LAUSD Teachers Have Set A Date To Go On Strike

Members and supporters of United Teachers Los Angeles, the union representing L.A. Unified School District teachers, wave signs during a demonstration along Firestone Boulevard in South Gate on Weds., Oct. 24, 2018. (Photo by Kyle Stokes/LAIST)

UPDATED, Dec. 19, 12 p.m. — For more than a year, parents of the 480,000 students in the Los Angeles Unified School District have anxiously watched a low-simmering contract dispute with the district's teachers union, wondering when the feud might boil over.

On Wednesday, parents got their answer.

Teachers union leaders announced they will call a strike on Jan. 10 if they haven't reached a contract agreement with LAUSD by then. It would be the first work stoppage called by United Teachers Los Angeles since the union's nine-day strike in 1989.

At a press conference, UTLA president Alex Caputo-Pearl said union negotiators would not return to the bargaining table until the district takes "a different approach to having discussions."

"We're not going to go through another 20 months of unfair bargaining practices on the part of the district," Caputo-Pearl said. "We have several core issues they've literally never responded to — around early education, regulation of charter [schools], limiting standardized tests."

"The district knows where we are," Caputo-Pearl added. "We're right down the street from each other."

The announcement comes one day after a neutral third party — known as a fact-finder — unveiled recommendations for settling the dispute.

But neither UTLA nor LAUSD is bound to accept the fact-finder's suggestions.
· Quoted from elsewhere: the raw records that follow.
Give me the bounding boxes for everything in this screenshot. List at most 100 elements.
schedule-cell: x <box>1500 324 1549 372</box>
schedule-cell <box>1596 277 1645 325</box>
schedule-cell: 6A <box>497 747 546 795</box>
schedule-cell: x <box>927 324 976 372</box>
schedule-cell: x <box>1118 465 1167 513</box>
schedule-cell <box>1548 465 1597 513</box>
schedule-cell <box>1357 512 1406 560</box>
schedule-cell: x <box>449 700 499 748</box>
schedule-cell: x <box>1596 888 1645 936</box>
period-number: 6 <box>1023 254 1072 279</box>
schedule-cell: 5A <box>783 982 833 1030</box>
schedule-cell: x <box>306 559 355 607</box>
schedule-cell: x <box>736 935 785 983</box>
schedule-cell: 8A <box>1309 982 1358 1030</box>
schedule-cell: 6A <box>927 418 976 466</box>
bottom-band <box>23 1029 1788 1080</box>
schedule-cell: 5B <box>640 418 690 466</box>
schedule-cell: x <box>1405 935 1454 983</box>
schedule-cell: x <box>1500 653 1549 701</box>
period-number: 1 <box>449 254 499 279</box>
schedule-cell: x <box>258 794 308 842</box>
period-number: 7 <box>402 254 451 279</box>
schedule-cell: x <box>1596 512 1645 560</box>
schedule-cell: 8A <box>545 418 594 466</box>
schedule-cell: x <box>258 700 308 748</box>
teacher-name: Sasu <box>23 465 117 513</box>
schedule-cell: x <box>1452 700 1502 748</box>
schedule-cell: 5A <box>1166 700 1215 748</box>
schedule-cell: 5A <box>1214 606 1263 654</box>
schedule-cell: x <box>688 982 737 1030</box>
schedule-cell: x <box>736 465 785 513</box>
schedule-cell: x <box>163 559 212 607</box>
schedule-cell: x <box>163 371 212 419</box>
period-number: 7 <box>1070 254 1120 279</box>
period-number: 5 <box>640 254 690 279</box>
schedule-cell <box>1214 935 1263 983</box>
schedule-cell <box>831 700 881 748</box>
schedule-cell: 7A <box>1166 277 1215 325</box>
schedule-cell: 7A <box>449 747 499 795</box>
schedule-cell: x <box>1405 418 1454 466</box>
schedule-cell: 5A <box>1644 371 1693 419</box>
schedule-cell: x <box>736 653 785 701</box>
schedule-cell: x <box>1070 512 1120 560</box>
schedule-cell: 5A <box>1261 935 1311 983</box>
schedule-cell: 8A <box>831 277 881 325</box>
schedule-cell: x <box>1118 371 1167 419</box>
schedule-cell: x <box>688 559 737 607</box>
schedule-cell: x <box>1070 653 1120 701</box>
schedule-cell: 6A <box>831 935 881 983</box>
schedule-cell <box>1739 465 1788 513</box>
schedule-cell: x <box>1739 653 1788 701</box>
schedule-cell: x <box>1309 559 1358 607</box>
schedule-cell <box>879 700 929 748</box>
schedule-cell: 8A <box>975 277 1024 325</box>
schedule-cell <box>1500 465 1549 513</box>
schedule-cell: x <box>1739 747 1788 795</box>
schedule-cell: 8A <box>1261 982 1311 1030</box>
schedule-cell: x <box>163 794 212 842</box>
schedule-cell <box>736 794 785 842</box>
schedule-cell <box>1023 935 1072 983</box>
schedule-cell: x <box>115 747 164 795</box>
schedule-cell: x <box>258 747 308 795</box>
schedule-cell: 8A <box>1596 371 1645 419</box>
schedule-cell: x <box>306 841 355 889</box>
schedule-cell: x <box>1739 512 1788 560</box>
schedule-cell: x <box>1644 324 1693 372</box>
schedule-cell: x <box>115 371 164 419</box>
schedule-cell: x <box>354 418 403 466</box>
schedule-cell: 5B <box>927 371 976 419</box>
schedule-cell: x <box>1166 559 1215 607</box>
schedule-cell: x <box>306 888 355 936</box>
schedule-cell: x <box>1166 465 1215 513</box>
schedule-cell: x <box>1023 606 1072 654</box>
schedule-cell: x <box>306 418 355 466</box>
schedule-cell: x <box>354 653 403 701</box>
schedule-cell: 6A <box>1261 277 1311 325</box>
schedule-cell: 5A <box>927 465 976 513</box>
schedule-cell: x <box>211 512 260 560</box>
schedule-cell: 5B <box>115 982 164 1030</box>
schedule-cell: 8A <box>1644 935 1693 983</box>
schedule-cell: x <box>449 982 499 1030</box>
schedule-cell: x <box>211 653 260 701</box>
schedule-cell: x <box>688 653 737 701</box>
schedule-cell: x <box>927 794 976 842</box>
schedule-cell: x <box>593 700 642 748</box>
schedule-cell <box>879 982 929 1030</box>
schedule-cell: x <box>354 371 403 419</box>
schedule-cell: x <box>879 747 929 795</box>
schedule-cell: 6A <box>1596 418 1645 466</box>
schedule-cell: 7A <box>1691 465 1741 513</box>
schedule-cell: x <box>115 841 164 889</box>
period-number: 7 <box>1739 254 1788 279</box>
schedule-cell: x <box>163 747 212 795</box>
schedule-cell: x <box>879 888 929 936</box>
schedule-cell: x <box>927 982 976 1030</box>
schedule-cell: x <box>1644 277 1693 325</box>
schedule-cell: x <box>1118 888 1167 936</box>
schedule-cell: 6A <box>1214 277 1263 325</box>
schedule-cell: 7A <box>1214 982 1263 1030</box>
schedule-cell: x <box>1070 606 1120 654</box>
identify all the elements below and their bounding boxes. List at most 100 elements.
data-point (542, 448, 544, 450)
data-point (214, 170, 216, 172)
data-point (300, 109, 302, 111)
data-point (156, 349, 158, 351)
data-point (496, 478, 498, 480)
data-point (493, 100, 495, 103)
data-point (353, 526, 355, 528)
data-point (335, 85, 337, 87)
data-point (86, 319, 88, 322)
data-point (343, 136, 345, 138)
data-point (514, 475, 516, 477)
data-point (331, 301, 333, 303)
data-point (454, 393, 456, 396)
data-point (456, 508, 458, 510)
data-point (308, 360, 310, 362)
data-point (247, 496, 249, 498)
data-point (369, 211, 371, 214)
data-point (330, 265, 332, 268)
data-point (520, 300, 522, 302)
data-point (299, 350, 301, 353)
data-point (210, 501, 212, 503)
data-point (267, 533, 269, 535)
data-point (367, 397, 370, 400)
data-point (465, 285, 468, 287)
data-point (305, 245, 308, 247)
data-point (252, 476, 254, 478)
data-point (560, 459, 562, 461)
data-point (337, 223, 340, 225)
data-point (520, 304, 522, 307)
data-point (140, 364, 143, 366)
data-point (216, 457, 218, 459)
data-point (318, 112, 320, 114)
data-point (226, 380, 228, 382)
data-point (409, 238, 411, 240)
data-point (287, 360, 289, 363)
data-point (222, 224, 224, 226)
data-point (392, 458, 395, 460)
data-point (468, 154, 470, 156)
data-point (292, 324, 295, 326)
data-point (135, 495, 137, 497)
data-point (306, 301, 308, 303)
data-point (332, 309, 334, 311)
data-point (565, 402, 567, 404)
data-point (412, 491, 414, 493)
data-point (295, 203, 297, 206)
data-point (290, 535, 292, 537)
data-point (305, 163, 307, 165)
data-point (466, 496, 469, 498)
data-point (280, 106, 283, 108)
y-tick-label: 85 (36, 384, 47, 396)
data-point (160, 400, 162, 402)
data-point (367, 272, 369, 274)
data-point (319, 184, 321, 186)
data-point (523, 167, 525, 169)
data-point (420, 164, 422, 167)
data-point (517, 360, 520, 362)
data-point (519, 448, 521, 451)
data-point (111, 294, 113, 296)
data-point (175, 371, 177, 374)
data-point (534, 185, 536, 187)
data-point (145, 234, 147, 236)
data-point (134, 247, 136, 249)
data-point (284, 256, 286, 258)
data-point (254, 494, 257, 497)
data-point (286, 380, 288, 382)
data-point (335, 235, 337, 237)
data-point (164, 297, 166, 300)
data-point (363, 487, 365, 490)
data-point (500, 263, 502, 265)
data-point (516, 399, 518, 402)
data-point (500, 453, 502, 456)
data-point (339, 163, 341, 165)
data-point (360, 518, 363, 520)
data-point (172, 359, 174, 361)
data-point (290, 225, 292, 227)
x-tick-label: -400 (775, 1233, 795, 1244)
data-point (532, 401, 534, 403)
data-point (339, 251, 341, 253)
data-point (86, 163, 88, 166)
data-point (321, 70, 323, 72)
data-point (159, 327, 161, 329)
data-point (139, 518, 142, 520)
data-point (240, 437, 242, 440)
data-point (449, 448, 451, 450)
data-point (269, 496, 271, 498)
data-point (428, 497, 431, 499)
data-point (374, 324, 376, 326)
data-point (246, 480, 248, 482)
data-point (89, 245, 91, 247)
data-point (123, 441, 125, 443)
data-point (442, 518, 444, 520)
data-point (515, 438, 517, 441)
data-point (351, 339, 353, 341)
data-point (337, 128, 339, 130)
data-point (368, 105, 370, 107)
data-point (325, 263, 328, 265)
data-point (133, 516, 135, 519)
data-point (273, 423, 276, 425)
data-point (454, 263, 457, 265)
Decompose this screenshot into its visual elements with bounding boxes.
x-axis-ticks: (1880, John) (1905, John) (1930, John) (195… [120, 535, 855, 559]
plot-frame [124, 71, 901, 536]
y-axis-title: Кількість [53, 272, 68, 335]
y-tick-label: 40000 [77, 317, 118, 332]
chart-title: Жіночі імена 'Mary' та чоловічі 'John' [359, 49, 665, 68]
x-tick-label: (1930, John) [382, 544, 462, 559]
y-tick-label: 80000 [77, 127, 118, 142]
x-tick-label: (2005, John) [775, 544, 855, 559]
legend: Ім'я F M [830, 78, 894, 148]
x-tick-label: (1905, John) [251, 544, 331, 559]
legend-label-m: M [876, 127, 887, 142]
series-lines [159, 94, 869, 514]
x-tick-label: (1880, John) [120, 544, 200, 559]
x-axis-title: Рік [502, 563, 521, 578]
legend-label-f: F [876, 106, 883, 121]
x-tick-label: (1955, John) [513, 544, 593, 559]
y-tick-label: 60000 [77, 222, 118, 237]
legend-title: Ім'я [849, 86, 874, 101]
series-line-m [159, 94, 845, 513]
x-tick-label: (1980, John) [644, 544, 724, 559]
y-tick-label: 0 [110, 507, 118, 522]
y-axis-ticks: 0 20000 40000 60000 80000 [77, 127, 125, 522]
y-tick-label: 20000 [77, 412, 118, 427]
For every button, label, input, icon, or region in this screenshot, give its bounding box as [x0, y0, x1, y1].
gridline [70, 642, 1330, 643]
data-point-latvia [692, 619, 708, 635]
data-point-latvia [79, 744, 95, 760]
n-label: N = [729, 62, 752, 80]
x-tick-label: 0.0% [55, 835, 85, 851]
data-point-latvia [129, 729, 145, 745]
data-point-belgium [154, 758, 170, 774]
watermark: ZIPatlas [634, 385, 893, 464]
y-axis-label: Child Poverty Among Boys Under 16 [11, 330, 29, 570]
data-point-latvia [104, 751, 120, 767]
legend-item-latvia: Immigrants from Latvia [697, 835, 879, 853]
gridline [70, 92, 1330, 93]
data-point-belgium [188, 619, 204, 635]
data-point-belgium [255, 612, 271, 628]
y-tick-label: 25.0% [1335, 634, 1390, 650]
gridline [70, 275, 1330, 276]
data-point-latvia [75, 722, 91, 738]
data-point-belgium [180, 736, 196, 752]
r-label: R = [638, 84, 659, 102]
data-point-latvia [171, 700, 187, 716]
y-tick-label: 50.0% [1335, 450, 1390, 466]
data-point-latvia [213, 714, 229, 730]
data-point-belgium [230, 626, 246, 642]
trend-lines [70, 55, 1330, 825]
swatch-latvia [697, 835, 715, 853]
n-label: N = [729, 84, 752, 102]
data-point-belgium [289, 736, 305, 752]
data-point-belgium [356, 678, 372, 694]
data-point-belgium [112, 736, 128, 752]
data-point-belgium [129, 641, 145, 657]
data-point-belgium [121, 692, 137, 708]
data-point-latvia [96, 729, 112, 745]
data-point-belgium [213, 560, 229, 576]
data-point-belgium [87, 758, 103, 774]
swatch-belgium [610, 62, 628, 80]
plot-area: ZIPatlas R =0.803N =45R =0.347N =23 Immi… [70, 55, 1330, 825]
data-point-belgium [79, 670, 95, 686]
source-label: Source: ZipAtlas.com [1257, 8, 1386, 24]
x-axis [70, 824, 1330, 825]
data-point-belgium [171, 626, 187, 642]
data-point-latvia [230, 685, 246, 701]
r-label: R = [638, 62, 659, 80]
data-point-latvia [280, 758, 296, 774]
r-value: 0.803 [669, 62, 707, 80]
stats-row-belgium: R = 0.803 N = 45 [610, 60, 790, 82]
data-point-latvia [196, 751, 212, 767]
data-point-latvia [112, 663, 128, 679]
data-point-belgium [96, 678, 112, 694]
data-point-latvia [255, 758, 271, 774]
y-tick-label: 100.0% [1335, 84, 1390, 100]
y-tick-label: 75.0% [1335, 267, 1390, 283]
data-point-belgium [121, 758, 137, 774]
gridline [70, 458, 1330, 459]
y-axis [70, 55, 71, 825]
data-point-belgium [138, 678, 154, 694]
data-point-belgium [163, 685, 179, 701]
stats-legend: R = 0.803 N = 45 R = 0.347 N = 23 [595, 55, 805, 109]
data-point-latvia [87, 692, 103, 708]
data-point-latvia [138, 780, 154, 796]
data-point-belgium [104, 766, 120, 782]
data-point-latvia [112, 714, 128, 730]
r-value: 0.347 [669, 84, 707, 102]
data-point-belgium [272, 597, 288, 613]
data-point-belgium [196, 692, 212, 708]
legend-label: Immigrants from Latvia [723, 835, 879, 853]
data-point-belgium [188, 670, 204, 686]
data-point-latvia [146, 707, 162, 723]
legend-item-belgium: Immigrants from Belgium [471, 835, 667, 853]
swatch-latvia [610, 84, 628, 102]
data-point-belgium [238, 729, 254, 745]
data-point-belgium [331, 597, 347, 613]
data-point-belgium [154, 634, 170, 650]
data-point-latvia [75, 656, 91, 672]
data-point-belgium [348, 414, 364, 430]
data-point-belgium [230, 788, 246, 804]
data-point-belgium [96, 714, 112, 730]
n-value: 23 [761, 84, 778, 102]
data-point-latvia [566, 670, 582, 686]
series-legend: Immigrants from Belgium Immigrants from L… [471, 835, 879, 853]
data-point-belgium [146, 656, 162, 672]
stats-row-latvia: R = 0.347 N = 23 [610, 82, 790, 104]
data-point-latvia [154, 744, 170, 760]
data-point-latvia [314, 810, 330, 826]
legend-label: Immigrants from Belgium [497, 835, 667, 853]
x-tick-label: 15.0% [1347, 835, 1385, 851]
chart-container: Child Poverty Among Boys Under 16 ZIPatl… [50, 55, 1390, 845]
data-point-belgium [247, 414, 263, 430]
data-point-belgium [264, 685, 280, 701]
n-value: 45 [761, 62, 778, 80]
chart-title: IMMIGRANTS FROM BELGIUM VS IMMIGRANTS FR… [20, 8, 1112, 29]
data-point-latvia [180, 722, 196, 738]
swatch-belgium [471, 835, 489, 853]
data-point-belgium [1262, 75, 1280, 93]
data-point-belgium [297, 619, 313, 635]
With the release of the fact-finder's report, there's nothing to legally stop UTLA from striking.


READ MORE: A comprehensive guide to the UTLA-LAUSD dispute, including a breakdown of the issues at stake.


On Tuesday, the fact-finder validated some of the arguments that both sides had been making at the bargaining table.

He urged to UTLA settle at the district's salary offer and concluded that both the union and LAUSD had valid points about regulating class sizes. The fact-finder pushed the two sides to return to the table to resolve the outstanding class size points and punt on almost all other outstanding items as too complicated, too ambitious or too costly.

LAUSD superintendent Austin Beutner may have inflamed tensions further with his comments about the fact-finding report. Materials displayed next to Beutner at a press conference Tuesday claimed UTLA had "agreed" to the district's salary offer — a 6 percent raise.

"The report says LAUSD's offer of 6 percent is appropriate," he said, "and UTLA has agreed that it's appropriate."

Afterward, UTLA leaders accused Beutner of stretching the facts. The union has not agreed to a 6 percent raise as a matter of contract negotiations; the union's appointee to the fact-finding panel had merely concurred with the fact-finder's recommendation of accepting the district's salary offer.

"Implying that an agreement has been reached," Caputo-Pearl said in a statement, "tells us he is more interested in perpetuating falsehoods than finding a real path to an agreement."

Teachers have been working without a contract for more than a year, and negotiations have been ongoing since as early as January 2017. In July of this year, teachers declared an impasse and walked away from unmediated contract talks. Mediation followed in the fall, but proved unsuccesful.


UPDATED, Dec. 19, 12 p.m.: This story was updated to include new comments from Caputo-Pearl.